You might think nations wouldn't work the same way, but ... in the end, nations can be surprisingly person-like. Both Caldari and Gallente foreign policies (especially regarding each other) are driven to a surprising degree by resentment and pride, along with a sense of betrayal-- they were friends, once. Partners, even.
As long as people have falling-outs, groups of people will do the same.
Another major problem is that your monster will have to survive indefinitely. Tibus Heth's not even a year out of power, and history's already leaving him behind.
Now, we, collectively, might make a half-decent monster. We're not there yet, of course, but that might be a decent use for us even if we do turn out to be as arrogant and horrible as some of us seem to want us to. |
Yun Hee Ryeon
Dead Six Initiative Lokun Listamenn
368
|
Posted - 2013.12.01 17:00:00 -
[7] - Quote
Heathen Bastard wrote:And that's why I call myself monster, because while I am technically fit to the task, being immortal, I still lack the fangs to carry out such a grand purpose. One day maybe, but that day is not today.
... Even if I must walk alone, this is the path I have chosen. To become the grandest monster known, so that people may put aside their differences even if they only do so to take up arms to slay me. Soldier, unless and until doomsday weapons become man-pack devices, you're in the wrong line of work. At most, you're one actor among many. Your ability to act in the macrocosm is limited. It's a difference between us and capsuleers: their blessing and curse is to work and think on a larger scale.
A capsuleer is a sapient weapon of mass destruction.
We are potentially their counter, since we excel on a scale they often forget matters. We are more naturally dragon-slayers than dragons. If we produce the monster you hope for, it will be by becoming that monster as a group, not by producing individual terrors. And I can guarantee that we will not do that for any idealistic reason; if we become monsters, we'll be doing it for real.
Quote:From those foxholes, friendships will arise, those stories will spread and inspire goodwill. maybe in a thousand years those seeds will have blossomed into flowers of peace between men.
Or those men will die and their sons will be right back at each others throats. I still can say on the day I finally die for the last time, that I gave it all my might, and for a moment I achieved something grand.

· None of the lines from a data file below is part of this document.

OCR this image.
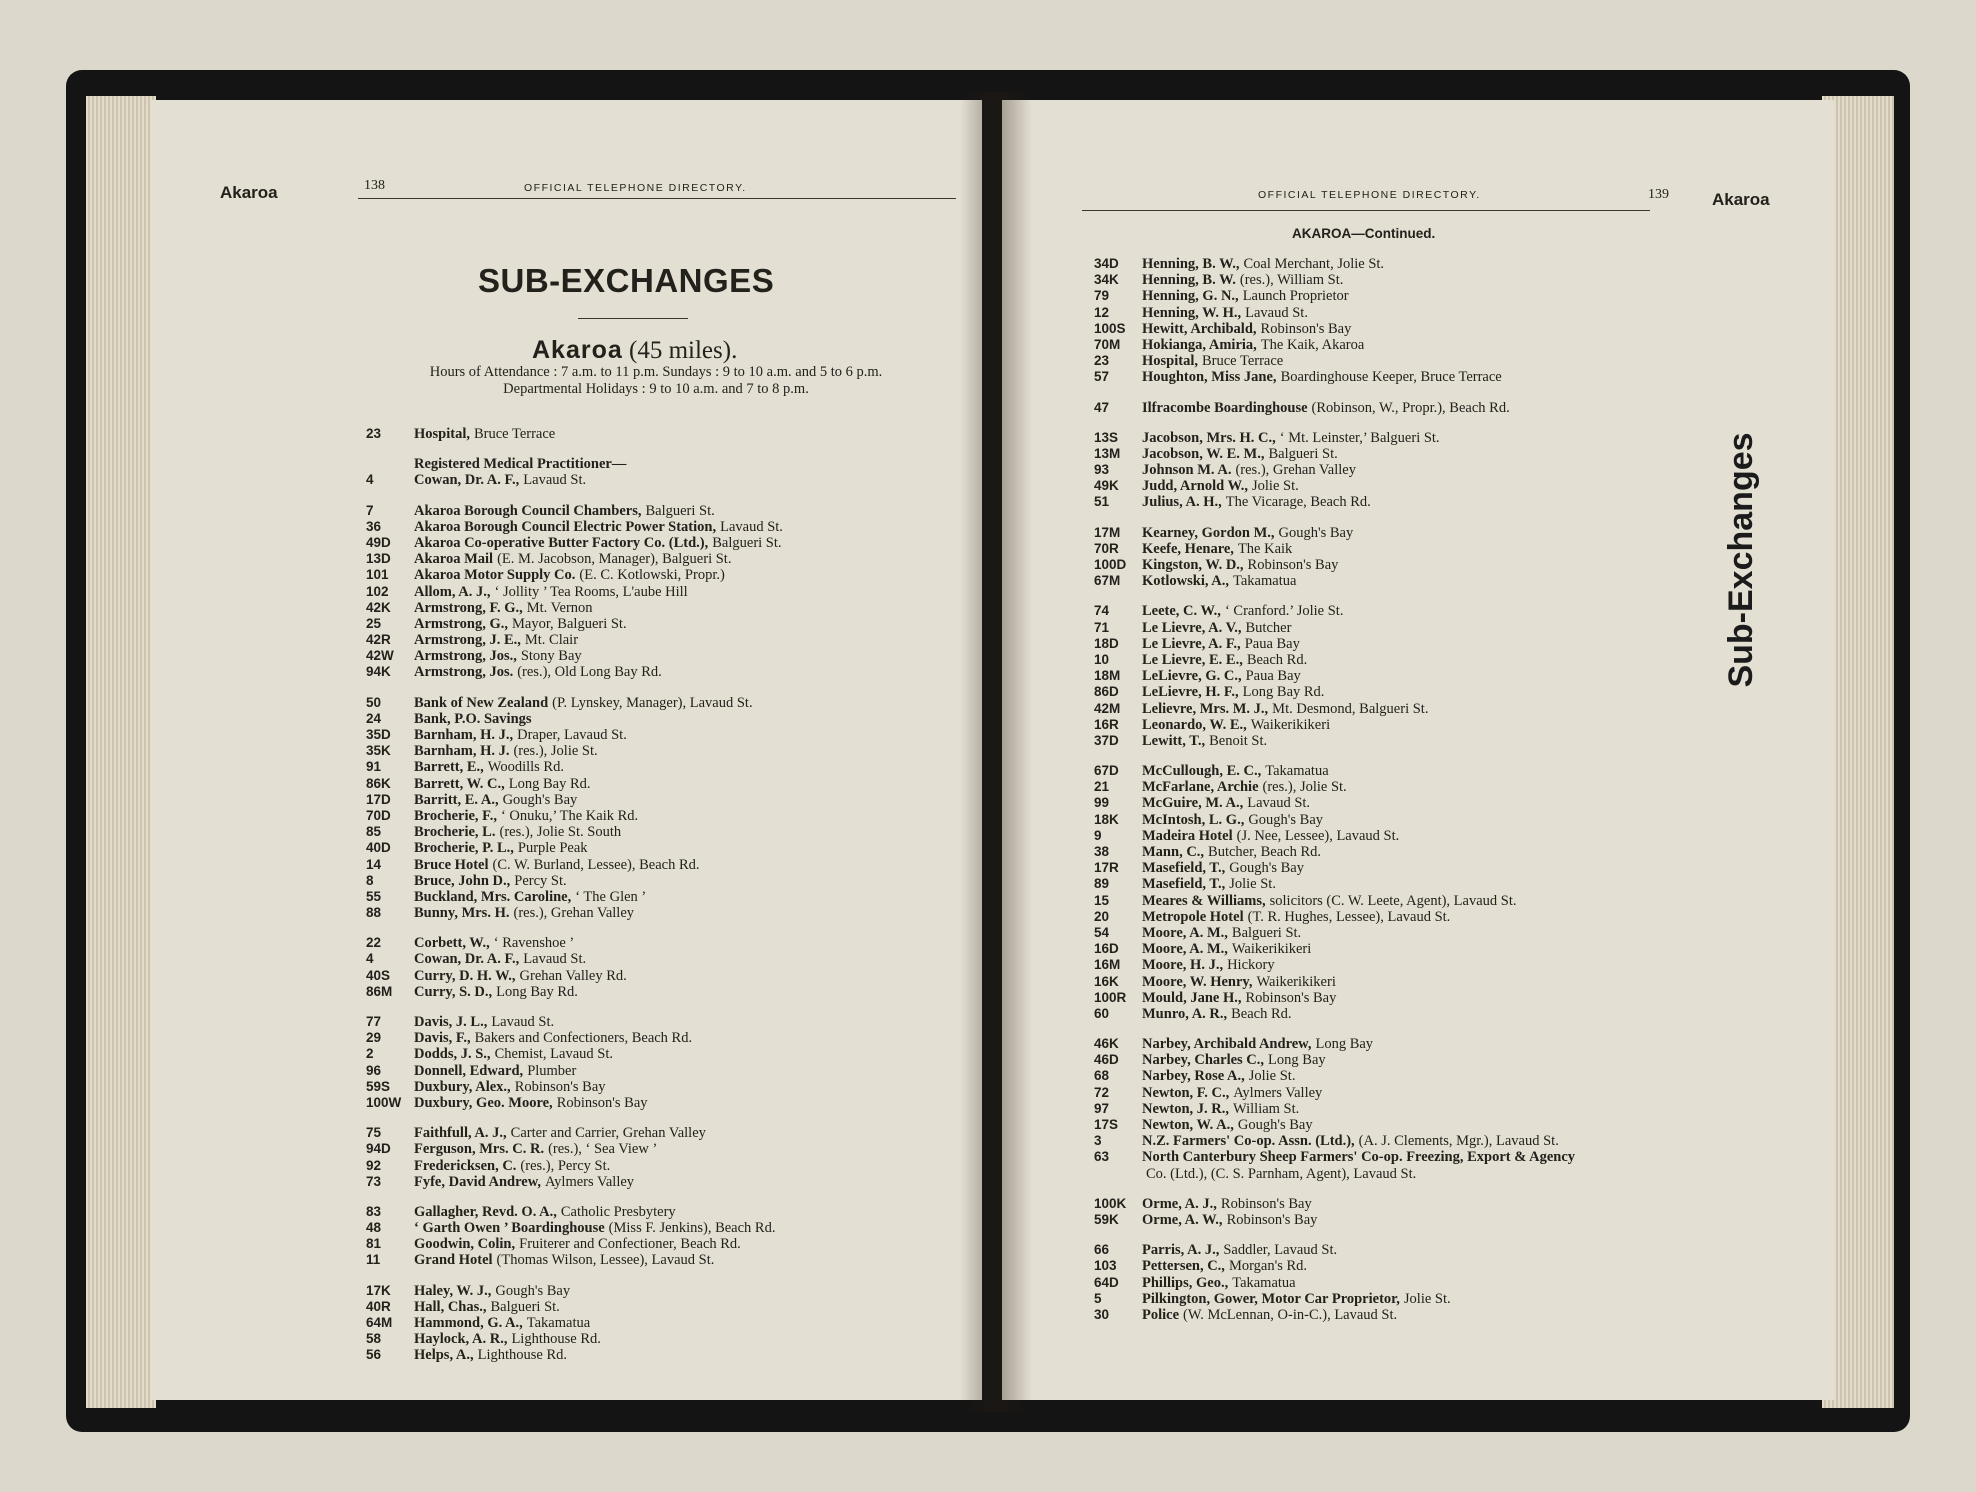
Akaroa	138	OFFICIAL TELEPHONE DIRECTORY.
SUB-EXCHANGES
Akaroa (45 miles).
Hours of Attendance : 7 a.m. to 11 p.m. Sundays : 9 to 10 a.m. and 5 to 6 p.m.
Departmental Holidays : 9 to 10 a.m. and 7 to 8 p.m.
23	Hospital, Bruce Terrace
Registered Medical Practitioner—
4	Cowan, Dr. A. F., Lavaud St.
7	Akaroa Borough Council Chambers, Balgueri St.
36	Akaroa Borough Council Electric Power Station, Lavaud St.
49D	Akaroa Co-operative Butter Factory Co. (Ltd.), Balgueri St.
13D	Akaroa Mail (E. M. Jacobson, Manager), Balgueri St.
101	Akaroa Motor Supply Co. (E. C. Kotlowski, Propr.)
102	Allom, A. J., ‘ Jollity ’ Tea Rooms, L'aube Hill
42K	Armstrong, F. G., Mt. Vernon
25	Armstrong, G., Mayor, Balgueri St.
42R	Armstrong, J. E., Mt. Clair
42W	Armstrong, Jos., Stony Bay
94K	Armstrong, Jos. (res.), Old Long Bay Rd.
50	Bank of New Zealand (P. Lynskey, Manager), Lavaud St.
24	Bank, P.O. Savings
35D	Barnham, H. J., Draper, Lavaud St.
35K	Barnham, H. J. (res.), Jolie St.
91	Barrett, E., Woodills Rd.
86K	Barrett, W. C., Long Bay Rd.
17D	Barritt, E. A., Gough's Bay
70D	Brocherie, F., ‘ Onuku,’ The Kaik Rd.
85	Brocherie, L. (res.), Jolie St. South
40D	Brocherie, P. L., Purple Peak
14	Bruce Hotel (C. W. Burland, Lessee), Beach Rd.
8	Bruce, John D., Percy St.
55	Buckland, Mrs. Caroline, ‘ The Glen ’
88	Bunny, Mrs. H. (res.), Grehan Valley
22	Corbett, W., ‘ Ravenshoe ’
4	Cowan, Dr. A. F., Lavaud St.
40S	Curry, D. H. W., Grehan Valley Rd.
86M	Curry, S. D., Long Bay Rd.
77	Davis, J. L., Lavaud St.
29	Davis, F., Bakers and Confectioners, Beach Rd.
2	Dodds, J. S., Chemist, Lavaud St.
96	Donnell, Edward, Plumber
59S	Duxbury, Alex., Robinson's Bay
100W Duxbury, Geo. Moore, Robinson's Bay
75	Faithfull, A. J., Carter and Carrier, Grehan Valley
94D	Ferguson, Mrs. C. R. (res.), ‘ Sea View ’
92	Fredericksen, C. (res.), Percy St.
73	Fyfe, David Andrew, Aylmers Valley
83	Gallagher, Revd. O. A., Catholic Presbytery
48	‘ Garth Owen ’ Boardinghouse (Miss F. Jenkins), Beach Rd.
81	Goodwin, Colin, Fruiterer and Confectioner, Beach Rd.
11	Grand Hotel (Thomas Wilson, Lessee), Lavaud St.
17K	Haley, W. J., Gough's Bay
40R	Hall, Chas., Balgueri St.
64M	Hammond, G. A., Takamatua
58	Haylock, A. R., Lighthouse Rd.
56	Helps, A., Lighthouse Rd.
OFFICIAL TELEPHONE DIRECTORY.	139	Akaroa
AKAROA—Continued.
34D	Henning, B. W., Coal Merchant, Jolie St.
34K	Henning, B. W. (res.), William St.
79	Henning, G. N., Launch Proprietor
12	Henning, W. H., Lavaud St.
100S	Hewitt, Archibald, Robinson's Bay
70M	Hokianga, Amiria, The Kaik, Akaroa
23	Hospital, Bruce Terrace
57	Houghton, Miss Jane, Boardinghouse Keeper, Bruce Terrace
47	Ilfracombe Boardinghouse (Robinson, W., Propr.), Beach Rd.
13S	Jacobson, Mrs. H. C., ‘ Mt. Leinster,’ Balgueri St.
13M	Jacobson, W. E. M., Balgueri St.
93	Johnson M. A. (res.), Grehan Valley
49K	Judd, Arnold W., Jolie St.
51	Julius, A. H., The Vicarage, Beach Rd.
17M	Kearney, Gordon M., Gough's Bay
70R	Keefe, Henare, The Kaik
100D	Kingston, W. D., Robinson's Bay
67M	Kotlowski, A., Takamatua
74	Leete, C. W., ‘ Cranford.’ Jolie St.
71	Le Lievre, A. V., Butcher
18D	Le Lievre, A. F., Paua Bay
10	Le Lievre, E. E., Beach Rd.
18M	LeLievre, G. C., Paua Bay
86D	LeLievre, H. F., Long Bay Rd.
42M	Lelievre, Mrs. M. J., Mt. Desmond, Balgueri St.
16R	Leonardo, W. E., Waikerikikeri
37D	Lewitt, T., Benoit St.
67D	McCullough, E. C., Takamatua
21	McFarlane, Archie (res.), Jolie St.
99	McGuire, M. A., Lavaud St.
18K	McIntosh, L. G., Gough's Bay
9	Madeira Hotel (J. Nee, Lessee), Lavaud St.
38	Mann, C., Butcher, Beach Rd.
17R	Masefield, T., Gough's Bay
89	Masefield, T., Jolie St.
15	Meares & Williams, solicitors (C. W. Leete, Agent), Lavaud St.
20	Metropole Hotel (T. R. Hughes, Lessee), Lavaud St.
54	Moore, A. M., Balgueri St.
16D	Moore, A. M., Waikerikikeri
16M	Moore, H. J., Hickory
16K	Moore, W. Henry, Waikerikikeri
100R	Mould, Jane H., Robinson's Bay
60	Munro, A. R., Beach Rd.
46K	Narbey, Archibald Andrew, Long Bay
46D	Narbey, Charles C., Long Bay
68	Narbey, Rose A., Jolie St.
72	Newton, F. C., Aylmers Valley
97	Newton, J. R., William St.
17S	Newton, W. A., Gough's Bay
3	N.Z. Farmers' Co-op. Assn. (Ltd.), (A. J. Clements, Mgr.), Lavaud St.
63	North Canterbury Sheep Farmers' Co-op. Freezing, Export & Agency
Co. (Ltd.), (C. S. Parnham, Agent), Lavaud St.
100K	Orme, A. J., Robinson's Bay
59K	Orme, A. W., Robinson's Bay
66	Parris, A. J., Saddler, Lavaud St.
103	Pettersen, C., Morgan's Rd.
64D	Phillips, Geo., Takamatua
5	Pilkington, Gower, Motor Car Proprietor, Jolie St.
30	Police (W. McLennan, O-in-C.), Lavaud St.
Sub-Exchanges
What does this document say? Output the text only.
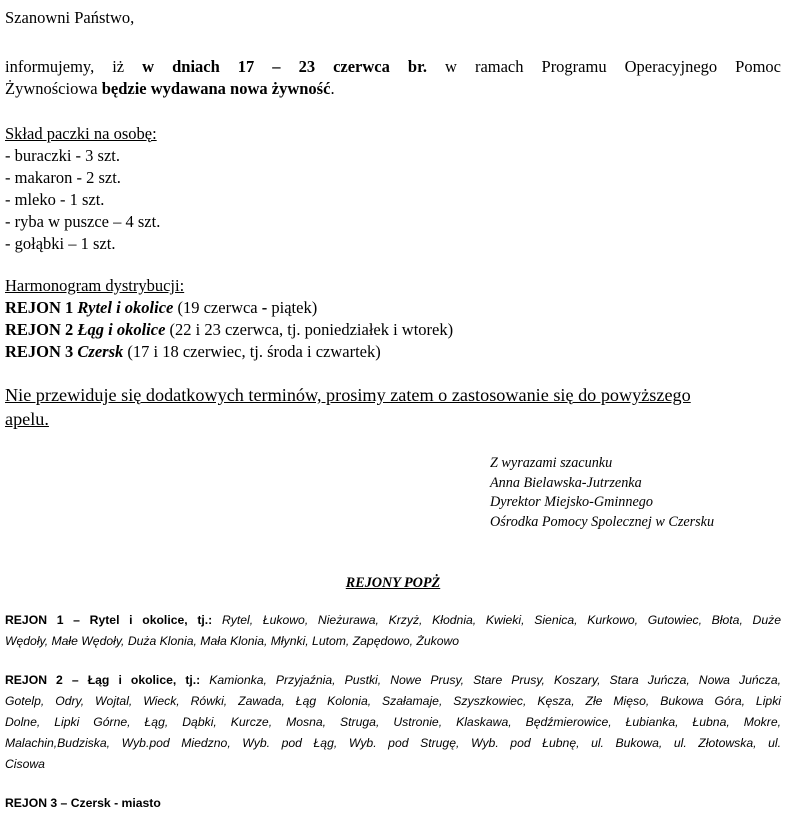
Szanowni Państwo,

informujemy, iż w dniach 17 – 23 czerwca br. w ramach Programu Operacyjnego Pomoc
Żywnościowa będzie wydawana nowa żywność.
Skład paczki na osobę:
- buraczki - 3 szt.
- makaron - 2 szt.
- mleko - 1 szt.
- ryba w puszce – 4 szt.
- gołąbki – 1 szt.
Harmonogram dystrybucji:
REJON 1 Rytel i okolice (19 czerwca - piątek)
REJON 2 Łąg i okolice (22 i 23 czerwca, tj. poniedziałek i wtorek)
REJON 3 Czersk (17 i 18 czerwiec, tj. środa i czwartek)
Nie przewiduje się dodatkowych terminów, prosimy zatem o zastosowanie się do powyższego
apelu.
Z wyrazami szacunku
Anna Bielawska-Jutrzenka
Dyrektor Miejsko-Gminnego
Ośrodka Pomocy Spolecznej w Czersku
REJONY POPŻ
REJON 1 – Rytel i okolice, tj.: Rytel, Łukowo, Nieżurawa, Krzyż, Kłodnia, Kwieki, Sienica, Kurkowo, Gutowiec, Błota, Duże
Wędoły, Małe Wędoły, Duża Klonia, Mała Klonia, Młynki, Lutom, Zapędowo, Żukowo
REJON 2 – Łąg i okolice, tj.: Kamionka, Przyjaźnia, Pustki, Nowe Prusy, Stare Prusy, Koszary, Stara Juńcza, Nowa Juńcza,
Gotelp, Odry, Wojtal, Wieck, Rówki, Zawada, Łąg Kolonia, Szałamaje, Szyszkowiec, Kęsza, Złe Mięso, Bukowa Góra, Lipki
Dolne, Lipki Górne, Łąg, Dąbki, Kurcze, Mosna, Struga, Ustronie, Klaskawa, Będźmierowice, Łubianka, Łubna, Mokre,
Malachin,Budziska, Wyb.pod Miedzno, Wyb. pod Łąg, Wyb. pod Strugę, Wyb. pod Łubnę, ul. Bukowa, ul. Złotowska, ul.
Cisowa
REJON 3 – Czersk - miasto
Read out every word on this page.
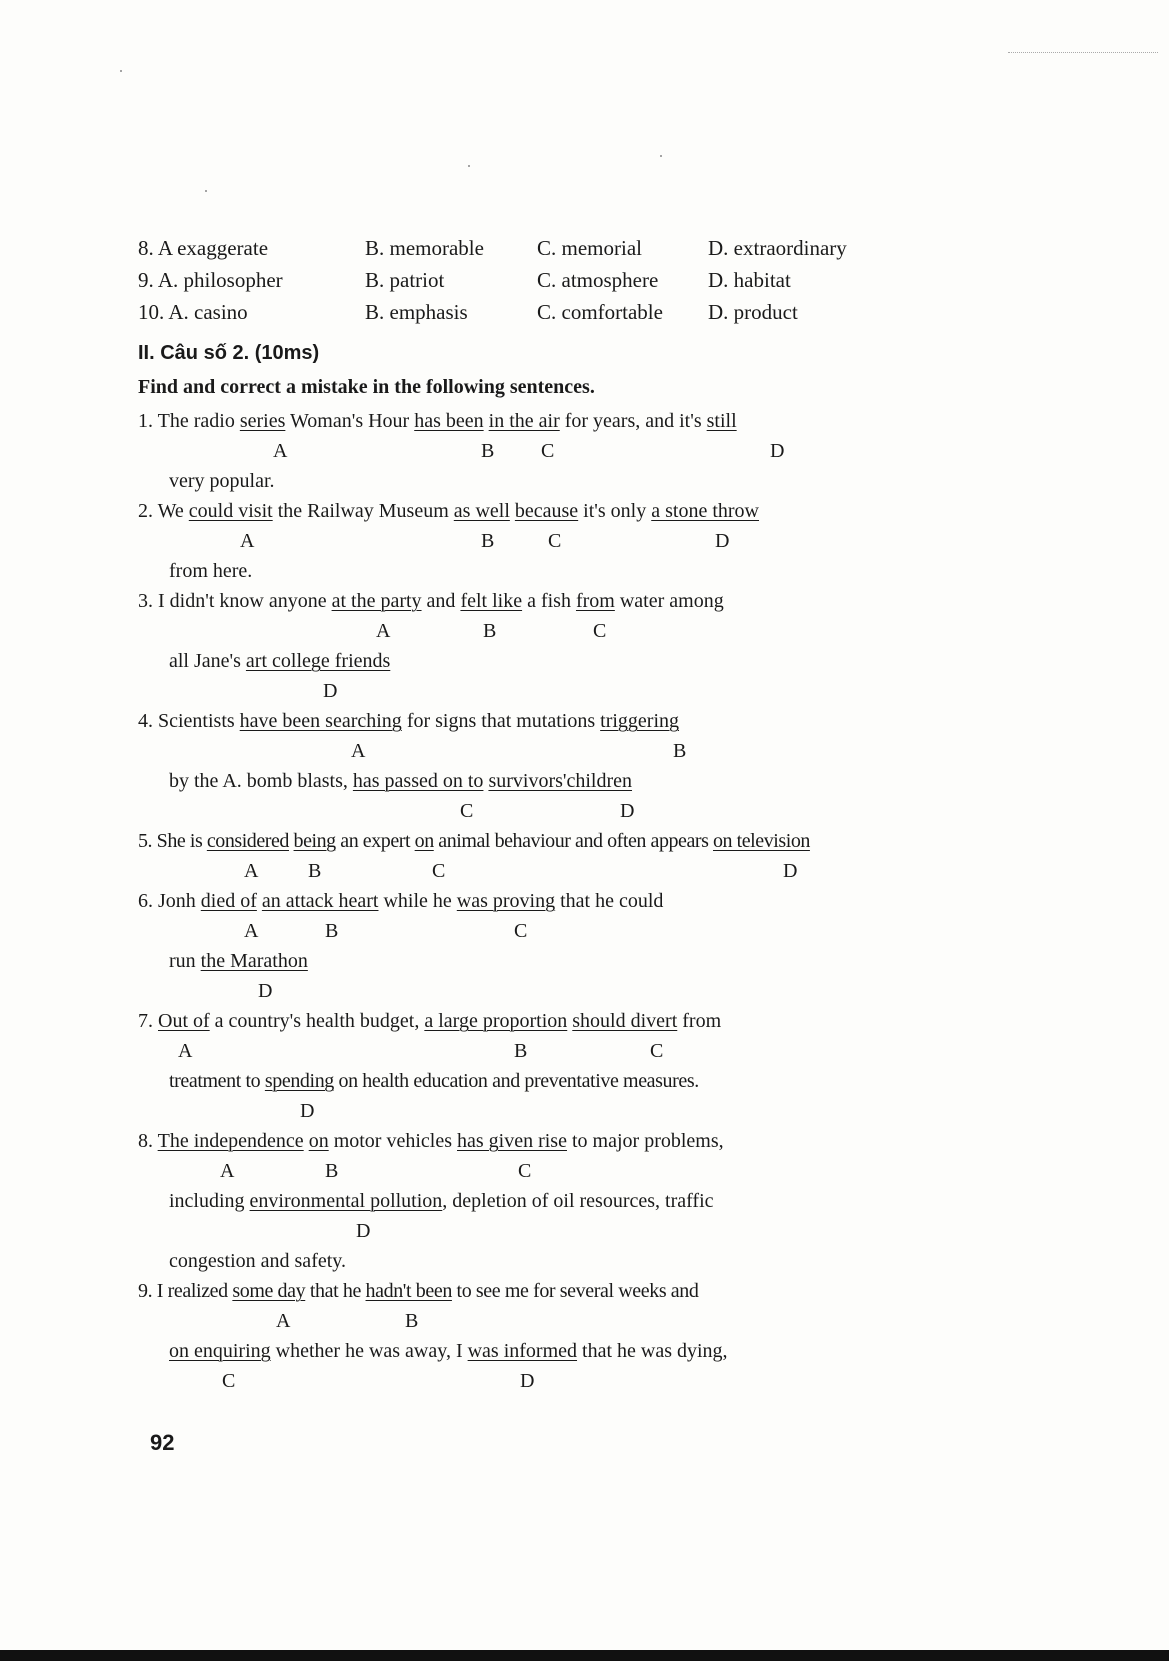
8. A exaggerate	B. memorable	C. memorial	D. extraordinary
9. A. philosopher	B. patriot	C. atmosphere D. habitat
10. A. casino	B. emphasis	C. comfortable D. product
II. Câu số 2. (10ms)
Find and correct a mistake in the following sentences.
1. The radio series Woman's Hour has been in the air for years, and it's still
A	B C	D
very popular.
2. We could visit the Railway Museum as well because it's only a stone throw
A	B	C	D
from here.
3. I didn't know anyone at the party and felt like a fish from water among
A	B	C
all Jane's art college friends
D
4. Scientists have been searching for signs that mutations triggering
A	B
by the A. bomb blasts, has passed on to survivors'children
C	D
5. She is considered being an expert on animal behaviour and often appears on television
A B	C	D
6. Jonh died of an attack heart while he was proving that he could
A	B	C
run the Marathon
D
7. Out of a country's health budget, a large proportion should divert from
A	B	C
treatment to spending on health education and preventative measures.
D
8. The independence on motor vehicles has given rise to major problems,
A	B	C
including environmental pollution, depletion of oil resources, traffic
D
congestion and safety.
9. I realized some day that he hadn't been to see me for several weeks and
A	B
on enquiring whether he was away, I was informed that he was dying,
C	D
92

When we arrive at whatever uncharted shore we wash up on after all of this is over, first round's on me. I'll extend that to the Templar and his little princess as well. Sansha Kuvakei once achieved much of what you aim for: the empires united to destroy him.
It didn't last.
If you're going to play that card, you'd best be prepared to stick with it for the long haul-- to become a lurking menace, a permanent threat. It's funny, though: even the resurgent Sansha Kuvakei is not enough, alone, to bring the empires into unity against him. He's taken virtually entire colonies in a matter of a couple hours, and still the empires regard one another as greater threats.